Genova – Ancora palme infestate dal punteruolo rosso a Pegli e ancora polemiche sulla possibilità di curarle invece di abbattere. Sta diventando sempre più rovente la polemica sullo stato di salute delle molte palme che da oltre un secolo caratterizzano il quartiere e che oggi sono minacciate da un terribile insetto che sta distruggendo questo tipo di piante in tutta la Liguria e non solo.

Dopo gli abbattimenti dei giorni scorsi, improvvisi e senza alcuna comunicazione al Municipio, altre piante sono entrate nel mirino di chi provvede al verde pubblico e potrebbero presto essere abbattute senza che sia stato provato il rimedio che altrove, a Nervi come ad Andora, ha invece permesso di arrestare, almeno appartentemente, l’infestazione.

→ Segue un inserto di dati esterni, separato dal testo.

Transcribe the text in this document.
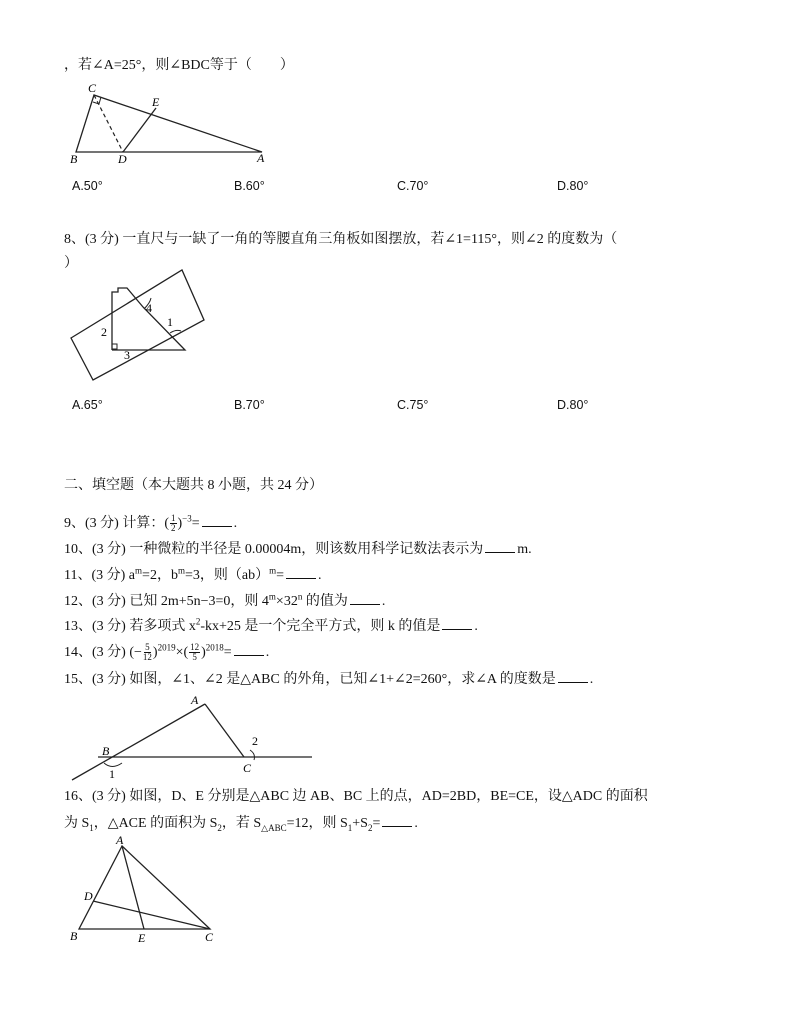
，若∠A=25°，则∠BDC等于（　　）
C
E
B	D	A
A.50°	B.60°	C.70°	D.80°
8、(3 分) 一直尺与一缺了一角的等腰直角三角板如图摆放，若∠1=115°，则∠2 的度数为（
）
4
1
2
3
A.65°	B.70°	C.75°	D.80°
二、填空题（本大题共 8 小题，共 24 分）
9、(3 分) 计算：( $\frac{1}{2} )^{-3}=$ .
10、(3 分) 一种微粒的半径是 0.00004m，则该数用科学记数法表示为 m.
11、(3 分) $a^m=2$，$b^m=3$，则（ab）$^m$= .
12、(3 分) 已知 2m+5n−3=0，则 $4^m\times 32^n$ 的值为 .
13、(3 分) 若多项式 $x^2-kx+25$ 是一个完全平方式，则 k 的值是 .
14、(3 分) (− $\frac{5}{12} )^{2019}\times( \frac{12}{5} )^{2018}=$ .
15、(3 分) 如图，∠1、∠2 是△ABC 的外角，已知∠1+∠2=260°，求∠A 的度数是 .
A
B
C
1
2
16、(3 分) 如图，D、E 分别是△ABC 边 AB、BC 上的点，AD=2BD，BE=CE，设△ADC 的面积
为 $S_1$，△ACE 的面积为 $S_2$，若 $S_{\triangle ABC}=12$，则 $S_1+S_2=$ .
A
D
B	E	C
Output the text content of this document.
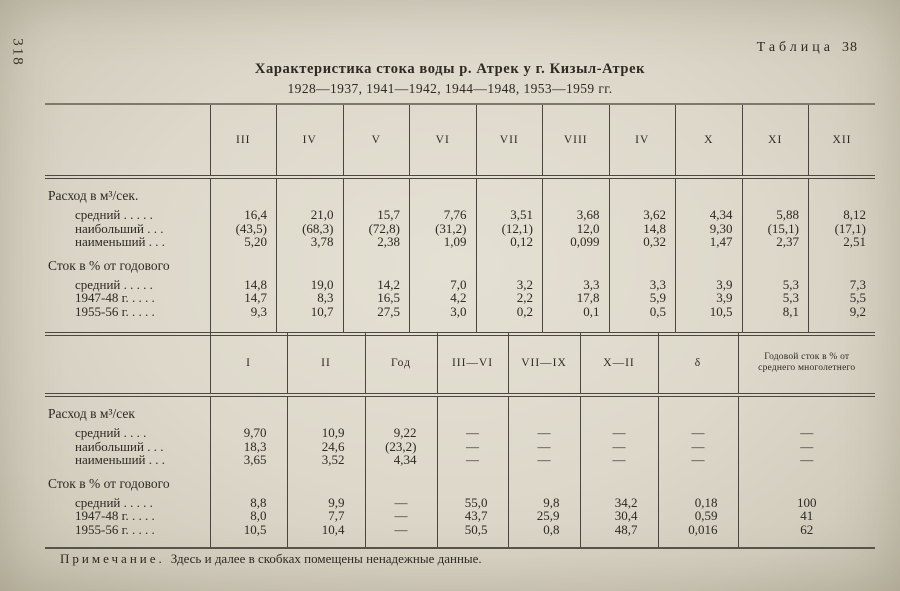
318	Таблица 38
Характеристика стока воды р. Атрек у г. Кизыл-Атрек
1928—1937, 1941—1942, 1944—1948, 1953—1959 гг.
	III	IV	V	VI	VII	VIII	IV	X	XI	XII
Расход в м³/сек.										
средний . . . . .	16,4	21,0	15,7	7,76	3,51	3,68	3,62	4,34	5,88	8,12
наибольший . . .	(43,5)	(68,3)	(72,8)	(31,2)	(12,1)	12,0	14,8	9,30	(15,1)	(17,1)
наименьший . . .	5,20	3,78	2,38	1,09	0,12	0,099	0,32	1,47	2,37	2,51
Сток в % от годового										
средний . . . . .	14,8	19,0	14,2	7,0	3,2	3,3	3,3	3,9	5,3	7,3
1947-48 г. . . . .	14,7	8,3	16,5	4,2	2,2	17,8	5,9	3,9	5,3	5,5
1955-56 г. . . . .	9,3	10,7	27,5	3,0	0,2	0,1	0,5	10,5	8,1	9,2

	I	II	Год	III—VI	VII—IX	X—II	δ	Годовой сток в % от среднего многолетнего
Расход в м³/сек								
средний . . . .	9,70	10,9	9,22	—	—	—	—	—
наибольший . . .	18,3	24,6	(23,2)	—	—	—	—	—
наименьший . . .	3,65	3,52	4,34	—	—	—	—	—
Сток в % от годового								
средний . . . . .	8,8	9,9	—	55,0	9,8	34,2	0,18	100
1947-48 г. . . . .	8,0	7,7	—	43,7	25,9	30,4	0,59	41
1955-56 г. . . . .	10,5	10,4	—	50,5	0,8	48,7	0,016	62

Примечание. Здесь и далее в скобках помещены ненадежные данные.
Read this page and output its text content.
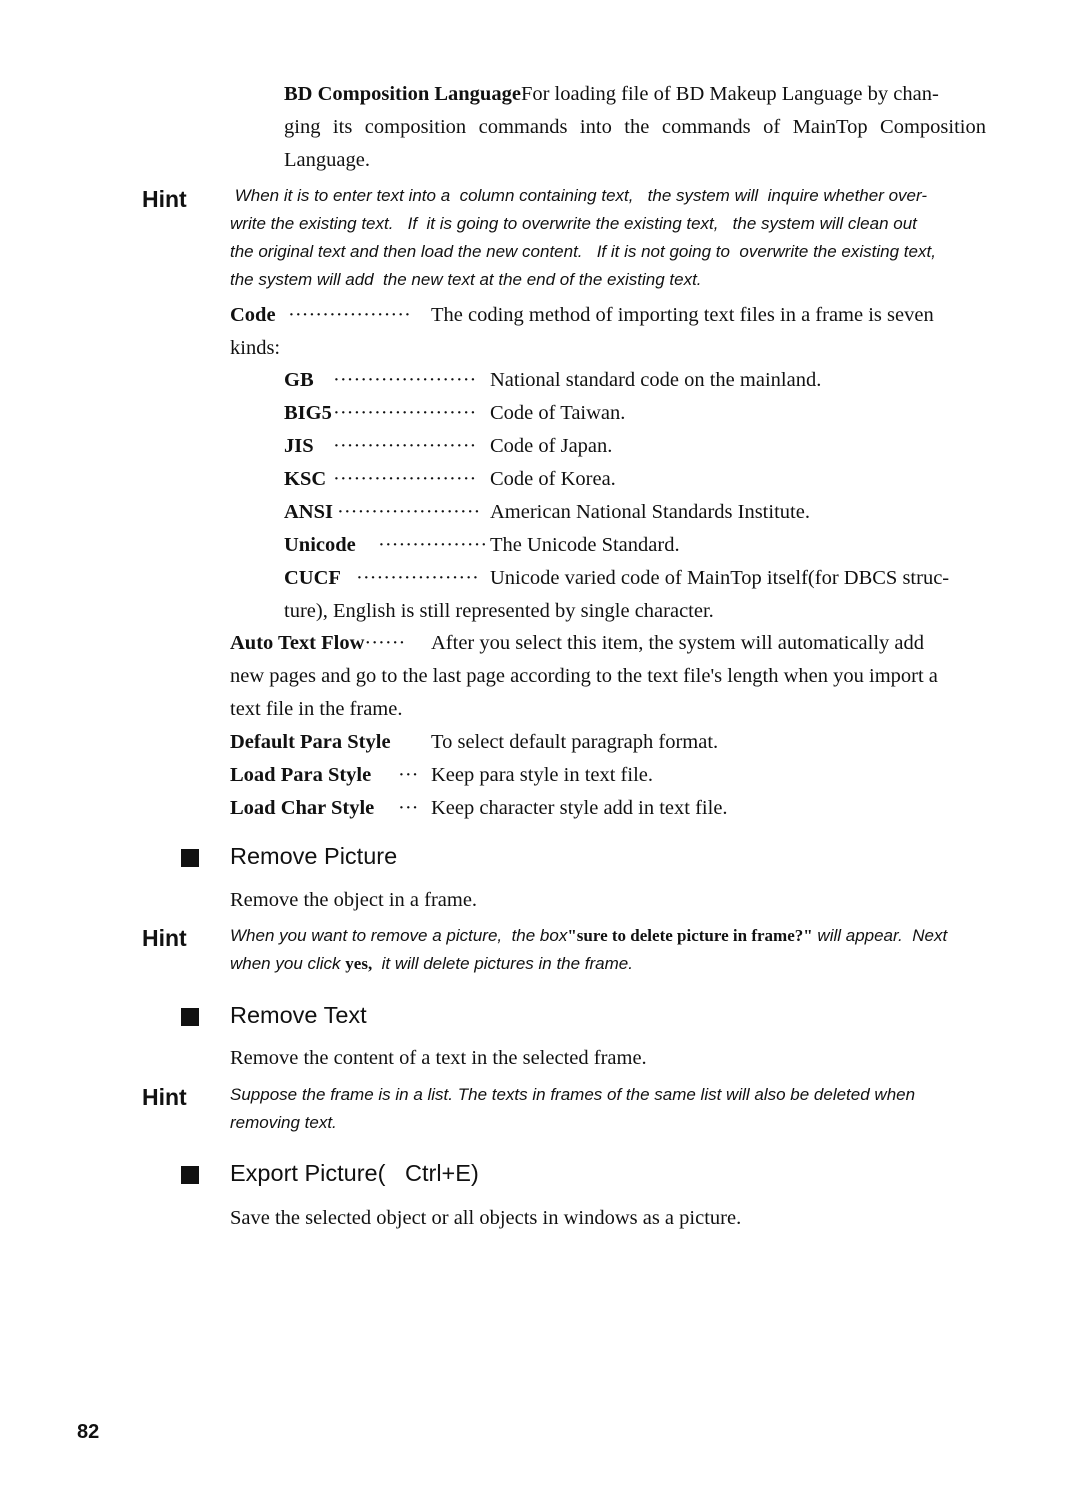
BD Composition LanguageFor loading file of BD Makeup Language by chan-
ging its composition commands into the commands of MainTop Composition
Language.
Hint	When it is to enter text into a  column containing text,   the system will  inquire whether over-
write the existing text.   If  it is going to overwrite the existing text,   the system will clean out
the original text and then load the new content.   If it is not going to  overwrite the existing text,
the system will add  the new text at the end of the existing text.
Code ·················· The coding method of importing text files in a frame is seven
kinds:
GB ····················· National standard code on the mainland.
BIG5 ····················· Code of Taiwan.
JIS ····················· Code of Japan.
KSC ····················· Code of Korea.
ANSI ····················· American National Standards Institute.
Unicode ················ The Unicode Standard.
CUCF ·················· Unicode varied code of MainTop itself(for DBCS struc-
ture), English is still represented by single character.
Auto Text Flow······ After you select this item, the system will automatically add
new pages and go to the last page according to the text file's length when you import a
text file in the frame.
Default Para Style To select default paragraph format.
Load Para Style ··· Keep para style in text file.
Load Char Style ··· Keep character style add in text file.
Remove Picture
Remove the object in a frame.
Hint	When you want to remove a picture,  the box"sure to delete picture in frame?" will appear.  Next
when you click yes,  it will delete pictures in the frame.
Remove Text
Remove the content of a text in the selected frame.
Hint	Suppose the frame is in a list. The texts in frames of the same list will also be deleted when
removing text.
Export Picture(   Ctrl+E)
Save the selected object or all objects in windows as a picture.
82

Le segnalazioni più recenti riguardano le palme tra via Maona e via Fanciulli. Le foglie apicali “afflosciate” e l’improvvisa caduta di parte del fogliame ha evidenziato quella che ha tutta l’aria di essere un’infestazione alla quale sembra non esserci rimedio efficace.

I residenti del quartiere temono che, in assenza di interventi, tutte le palme di Pegli verranno abbattute devastando un panorama che è tale da oltre un secolo e che ha caratterizzato uno dei quartieri più belli della città, con i suoi parchi e le sue piante.

A rivendicare la possibilità di salvare le palme è un tecnico, insegnante di un istituto tecnico dove si formano generazioni di esperti, e titolare di un’azienda che da tempo sperimenta con interessanti risultati un trattamento fitoterapico che a Nervi e ad Andora ha salvato numerose piante e sembra dimostrare un livello di “protezione” da future infestazioni davvero impressionante.

Il tecnico è stato invitato dal Municipio VII Ponente ad esporre le sue opinioni in merito alla possibilità di salvare le palme di Pegli come quelle di tutta quanta la città e probabilmente, visto che altri tecnici sostengono l’esatto contrario, servirà una sperimentazione che metterà la parola fine alla discussione.
I cittadini chiedono a gran voce che sia sperimentata la tecnica, poco costosa e facilmente realizzabile anche da chi oggi gestisce il verde pubblico, per verificare la possibilità di salvare piante che hanno impiegato oltre un secolo per crescere e che ora cadono una dopo l’altra nell’apparente disinteresse.